Elle fronce les sourcils et lorsqu'elle bouge j'ai un mouvement de recul.

- Parce que je te le demande ! ordonne t-elle en se mettant à quelques centimètres de moi

- Hollis, il t'a dit quoi ?

- Qu'une camarade t'avait fait une blague et mit une photo de toi en bikini sur la page du lycée.

- Pfff... Bah bien sûr !

- Tu t'expliques ?

- Ce n'est pas une blague ! Elle a fait ça pour m'humilier ! Elle a marqué que je voulais baiser pour avoir de meilleures notes !

-Surveille ton langage ! Je vais devoir te le dire combien de fois ? ...

C'est tout ce qu'elle voit là ? Elle se fout de moi ?

-... Et c'est quoi cette histoire ?

Je n'ai plus la force de répondre. Je lui tends mon portable et quitte la pièce.

- Ingrid ! Reviens ici ! hurle ma mère à travers la maison et rejoins ma chambre.

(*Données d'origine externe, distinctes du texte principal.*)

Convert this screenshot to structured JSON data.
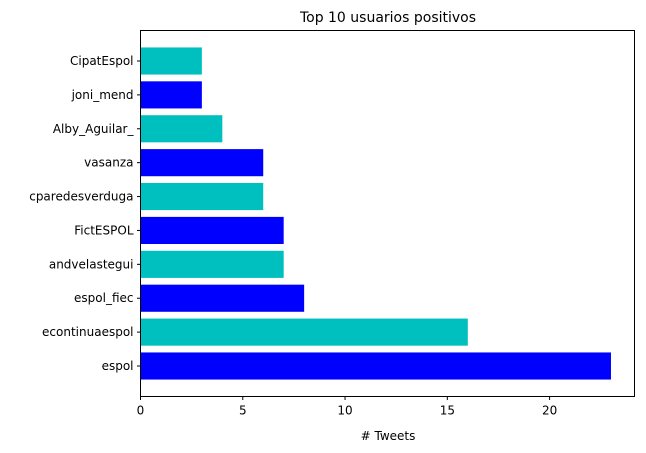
{
  "chart_data": {
    "type": "bar",
    "orientation": "horizontal",
    "title": "Top 10 usuarios positivos",
    "xlabel": "# Tweets",
    "ylabel": "",
    "categories": [
      "espol",
      "econtinuaespol",
      "espol_fiec",
      "andvelastegui",
      "FictESPOL",
      "cparedesverduga",
      "vasanza",
      "Alby_Aguilar_",
      "joni_mend",
      "CipatEspol"
    ],
    "values": [
      23,
      16,
      8,
      7,
      7,
      6,
      6,
      4,
      3,
      3
    ],
    "colors": [
      "#0000ff",
      "#00bfbf",
      "#0000ff",
      "#00bfbf",
      "#0000ff",
      "#00bfbf",
      "#0000ff",
      "#00bfbf",
      "#0000ff",
      "#00bfbf"
    ],
    "xlim": [
      0,
      24.15
    ],
    "xticks": [
      0,
      5,
      10,
      15,
      20
    ],
    "grid": false,
    "legend": "none"
  }
}
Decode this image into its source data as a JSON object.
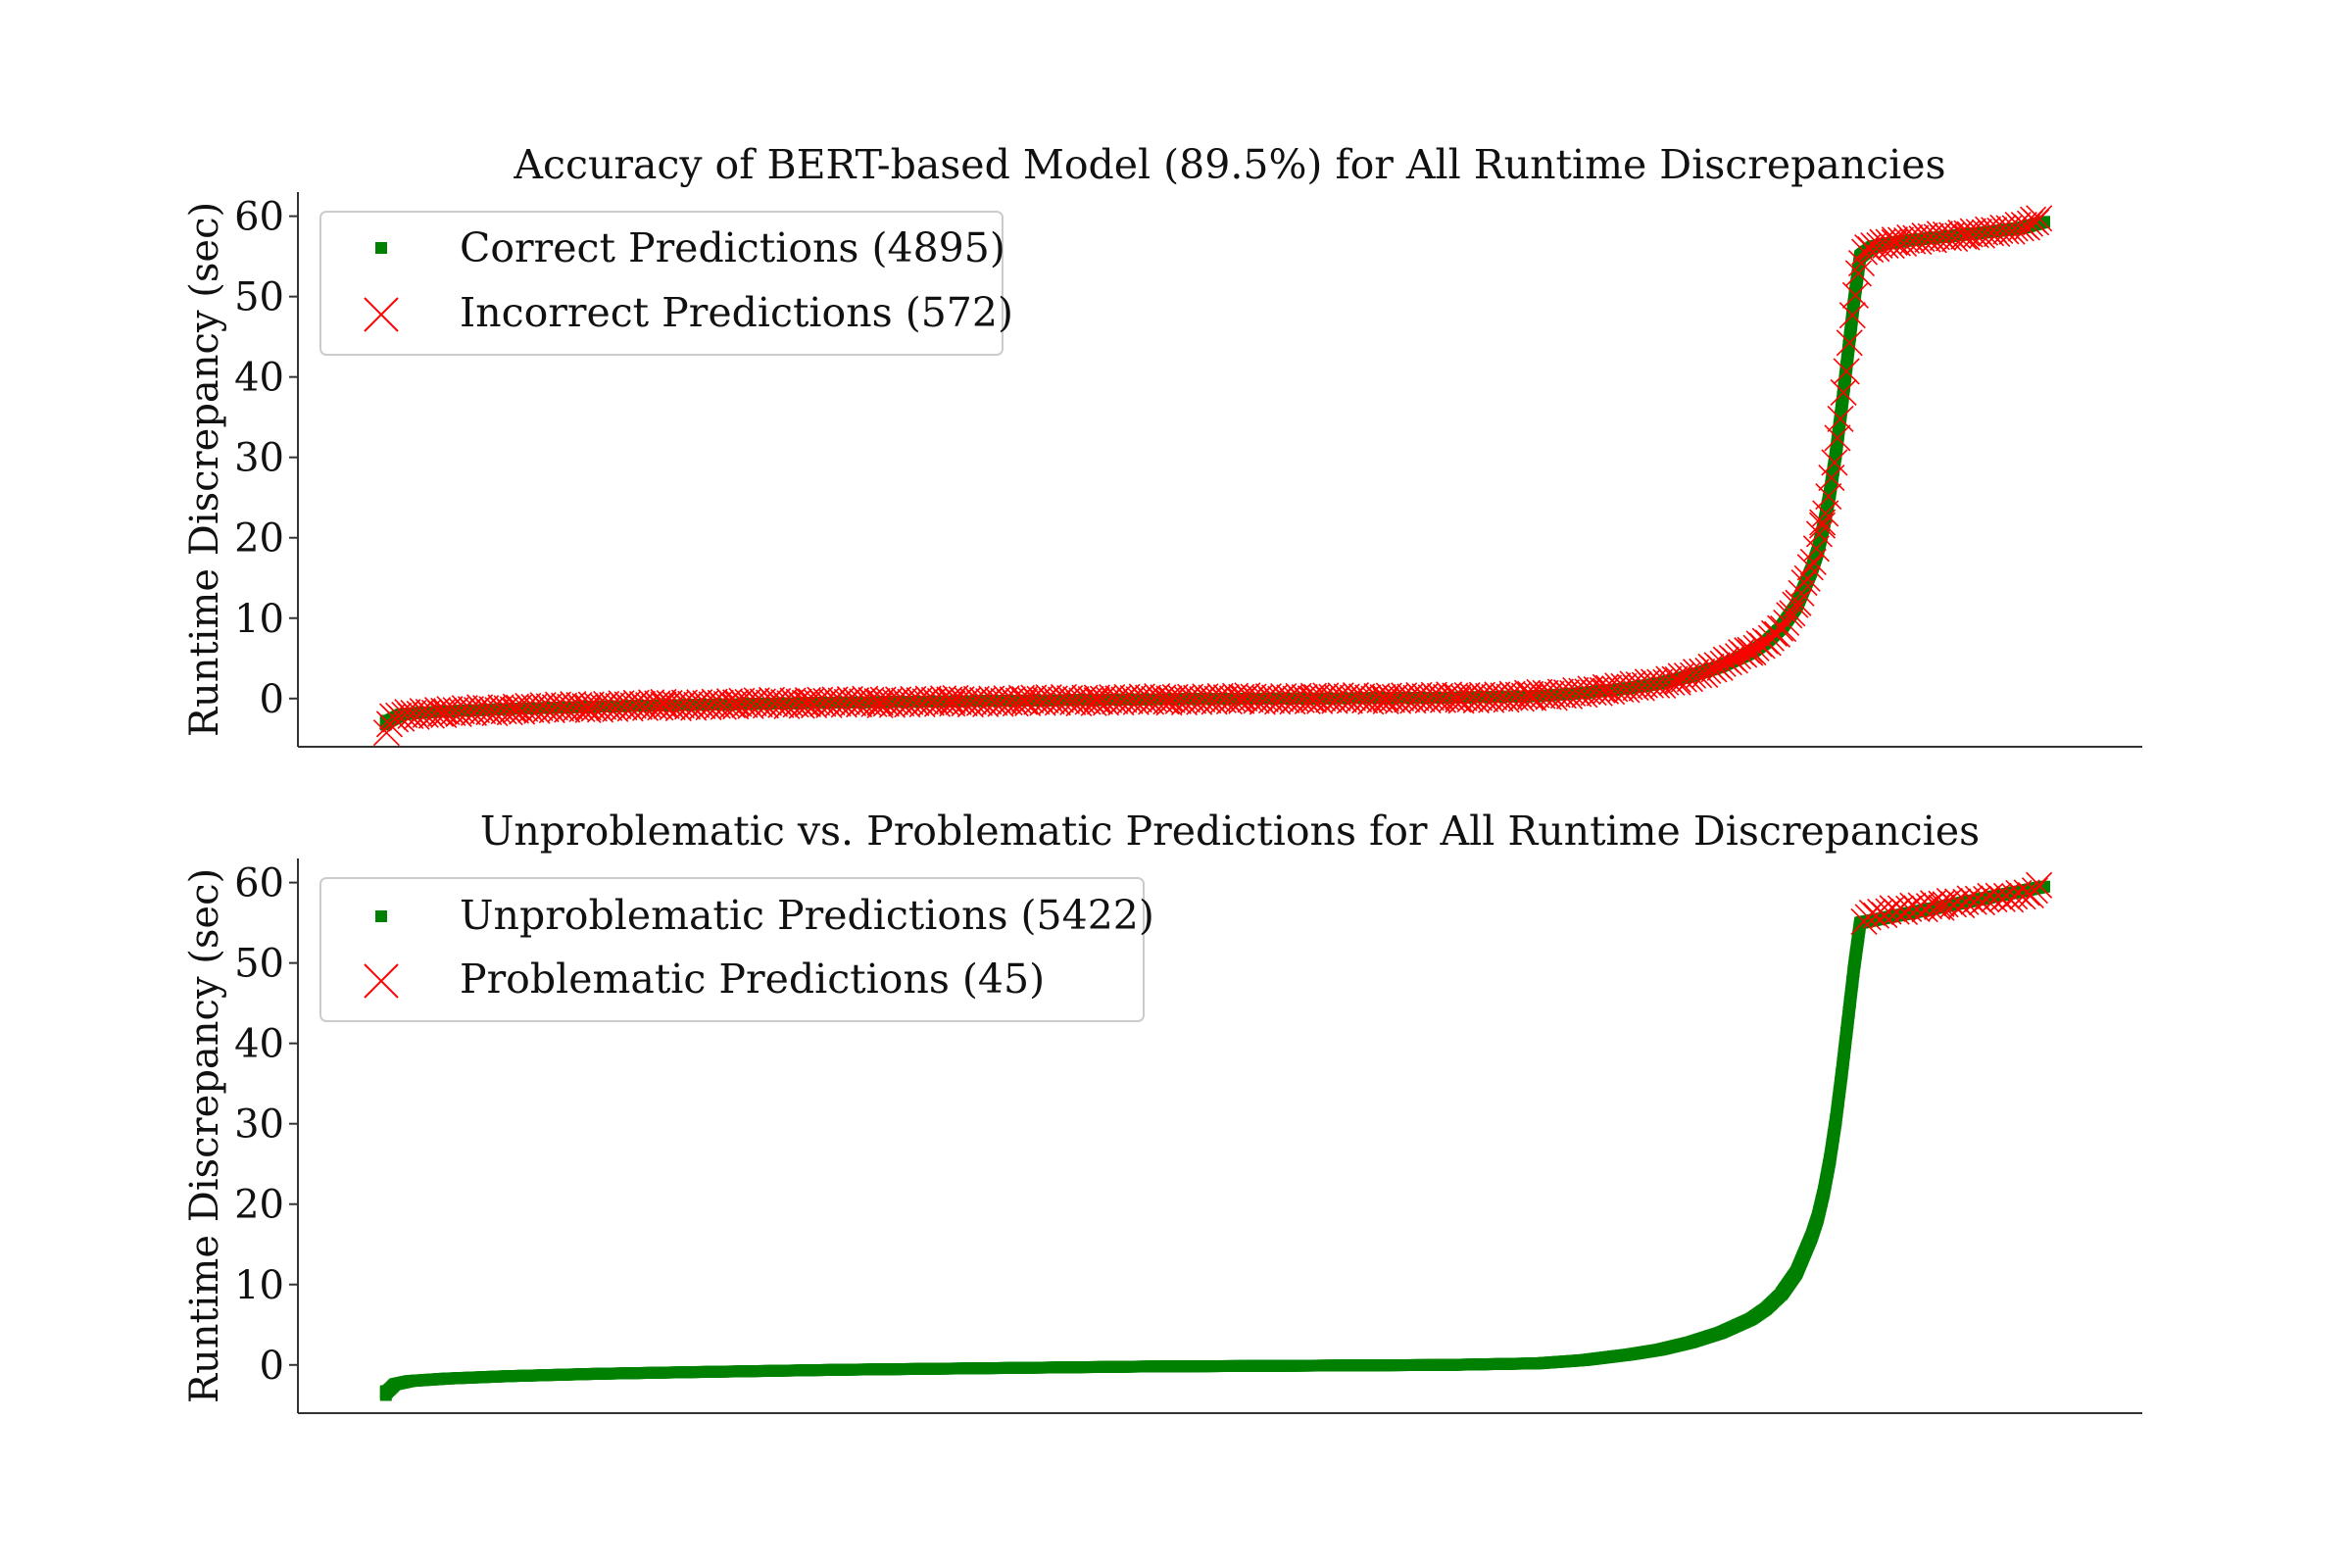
{
  "chart_data": [
    {
      "type": "scatter",
      "title": "Accuracy of BERT-based Model (89.5%) for All Runtime Discrepancies",
      "xlabel": "",
      "ylabel": "Runtime Discrepancy (sec)",
      "ylim": [
        -6,
        63
      ],
      "xlim": [
        -290,
        5790
      ],
      "y_ticks": [
        0,
        10,
        20,
        30,
        40,
        50,
        60
      ],
      "x_ticks_shown": false,
      "grid": false,
      "legend_position": "upper-left",
      "series": [
        {
          "name": "Correct Predictions (4895)",
          "marker": "square",
          "color": "#008000",
          "count": 4895,
          "sampled": true,
          "x": [
            0,
            50,
            100,
            200,
            400,
            700,
            1000,
            1500,
            2000,
            2500,
            3000,
            3500,
            3800,
            3950,
            4100,
            4200,
            4300,
            4400,
            4500,
            4550,
            4600,
            4650,
            4700,
            4720,
            4740,
            4760,
            4780,
            4800,
            4820,
            4840,
            4860,
            4900,
            4950,
            5000,
            5100,
            5200,
            5300,
            5400,
            5467
          ],
          "y": [
            -3.0,
            -2.0,
            -1.8,
            -1.6,
            -1.3,
            -1.0,
            -0.8,
            -0.5,
            -0.3,
            -0.1,
            0.0,
            0.1,
            0.3,
            0.7,
            1.3,
            1.9,
            2.8,
            4.0,
            5.7,
            7.0,
            8.8,
            11.5,
            16.0,
            18.3,
            21.5,
            25.5,
            30.5,
            36.5,
            43.0,
            49.5,
            55.0,
            56.2,
            56.6,
            56.9,
            57.3,
            57.7,
            58.1,
            58.6,
            59.3
          ]
        },
        {
          "name": "Incorrect Predictions (572)",
          "marker": "x",
          "color": "#ff0000",
          "count": 572,
          "sampled": true,
          "x": [
            0,
            20,
            60,
            150,
            300,
            500,
            800,
            1100,
            1400,
            1700,
            2000,
            2300,
            2600,
            2900,
            3200,
            3500,
            3700,
            3850,
            4000,
            4150,
            4250,
            4350,
            4420,
            4480,
            4530,
            4580,
            4620,
            4660,
            4690,
            4710,
            4730,
            4750,
            4770,
            4790,
            4810,
            4830,
            4850,
            4870,
            4900,
            4950,
            5000,
            5050,
            5100,
            5150,
            5200,
            5250,
            5300,
            5350,
            5400,
            5450
          ],
          "y": [
            -4.0,
            -2.5,
            -2.0,
            -1.8,
            -1.5,
            -1.2,
            -0.9,
            -0.7,
            -0.5,
            -0.4,
            -0.3,
            -0.2,
            -0.1,
            0.0,
            0.0,
            0.1,
            0.2,
            0.5,
            1.0,
            1.6,
            2.3,
            3.3,
            4.5,
            5.6,
            6.6,
            7.9,
            9.6,
            12.5,
            15.5,
            17.8,
            20.8,
            24.0,
            28.0,
            33.5,
            39.5,
            46.0,
            52.0,
            55.5,
            56.2,
            56.6,
            56.9,
            57.1,
            57.3,
            57.5,
            57.7,
            57.9,
            58.1,
            58.3,
            58.7,
            59.5
          ]
        }
      ]
    },
    {
      "type": "scatter",
      "title": "Unproblematic vs. Problematic Predictions for All Runtime Discrepancies",
      "xlabel": "",
      "ylabel": "Runtime Discrepancy (sec)",
      "ylim": [
        -6,
        63
      ],
      "xlim": [
        -290,
        5790
      ],
      "y_ticks": [
        0,
        10,
        20,
        30,
        40,
        50,
        60
      ],
      "x_ticks_shown": false,
      "grid": false,
      "legend_position": "upper-left",
      "series": [
        {
          "name": "Unproblematic Predictions (5422)",
          "marker": "square",
          "color": "#008000",
          "count": 5422,
          "sampled": true,
          "x": [
            0,
            30,
            80,
            200,
            400,
            700,
            1000,
            1500,
            2000,
            2500,
            3000,
            3500,
            3800,
            3950,
            4100,
            4200,
            4300,
            4400,
            4500,
            4550,
            4600,
            4650,
            4700,
            4720,
            4740,
            4760,
            4780,
            4800,
            4820,
            4840,
            4860,
            5467
          ],
          "y": [
            -3.5,
            -2.4,
            -2.0,
            -1.7,
            -1.4,
            -1.1,
            -0.9,
            -0.6,
            -0.4,
            -0.2,
            -0.1,
            0.0,
            0.2,
            0.6,
            1.3,
            1.9,
            2.8,
            4.0,
            5.7,
            7.0,
            8.8,
            11.5,
            16.0,
            18.3,
            21.5,
            25.5,
            30.5,
            36.5,
            43.0,
            49.5,
            55.0,
            59.5
          ]
        },
        {
          "name": "Problematic Predictions (45)",
          "marker": "x",
          "color": "#ff0000",
          "count": 45,
          "sampled": true,
          "x": [
            4870,
            4900,
            4930,
            4960,
            5000,
            5030,
            5060,
            5100,
            5130,
            5160,
            5200,
            5230,
            5260,
            5300,
            5330,
            5360,
            5400,
            5430,
            5450
          ],
          "y": [
            55.5,
            56.0,
            56.3,
            56.5,
            56.7,
            56.8,
            57.0,
            57.1,
            57.2,
            57.4,
            57.5,
            57.7,
            57.8,
            58.0,
            58.2,
            58.3,
            58.5,
            58.9,
            59.4
          ]
        }
      ]
    }
  ]
}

En regardant dans ma messagerie, elle comprendra que tout ça n'est pas une vaste blague. Elle verra que cette fille ne veut pas juste rigoler, qu'elle cherche à me détruire psychologiquement. Et j'ai bien peur que si elle continue et que tous les autres l'aident, elle y arrive.

Je ne suis pas assez forte pour supporter ça. Je ne suis pas glaciale comme certains peuvent le penser. Loin de là ! Mais pour être populaire, je devais me forger une carapace, alors j'ai enfilé un costume tous les jours et j'ai eu du mal à le quitter. Aujourd'hui il me porte préjudice.

Au fond je suis comme les autres avec mes peines, je dirais bien aussi avec mes joies mais il y en a peu. Mon seul rayon de soleil est Sarah, ma meilleure amie. Je crois que sans elle, j'aurais sombré si profondément que personne n'aurait pu m'en sortir. Sauf qu'elle n'est pas ici avec moi, et rien ne me retient de cette chute sans fin.

Je claque la porte et allume ma télé pour couvrir le son de la voix de ma mère. Je zappe et tombe sur l'épisode quatre de la saison deux de DC's Legend of Tomorrow * sur CSTAR. Cette série est comme ma vie, ça devient n'importe quoi. Il y a des zombies, un des membres de leur équipe en devient un d'ailleurs. Si j'en devenais un, peut-être ressentirais-je moins cette douleur, ce poids qui m'oppresse en permanence ?

*****

* DC's Legend of Tomorrow : série spin off de Arrow et The Flash.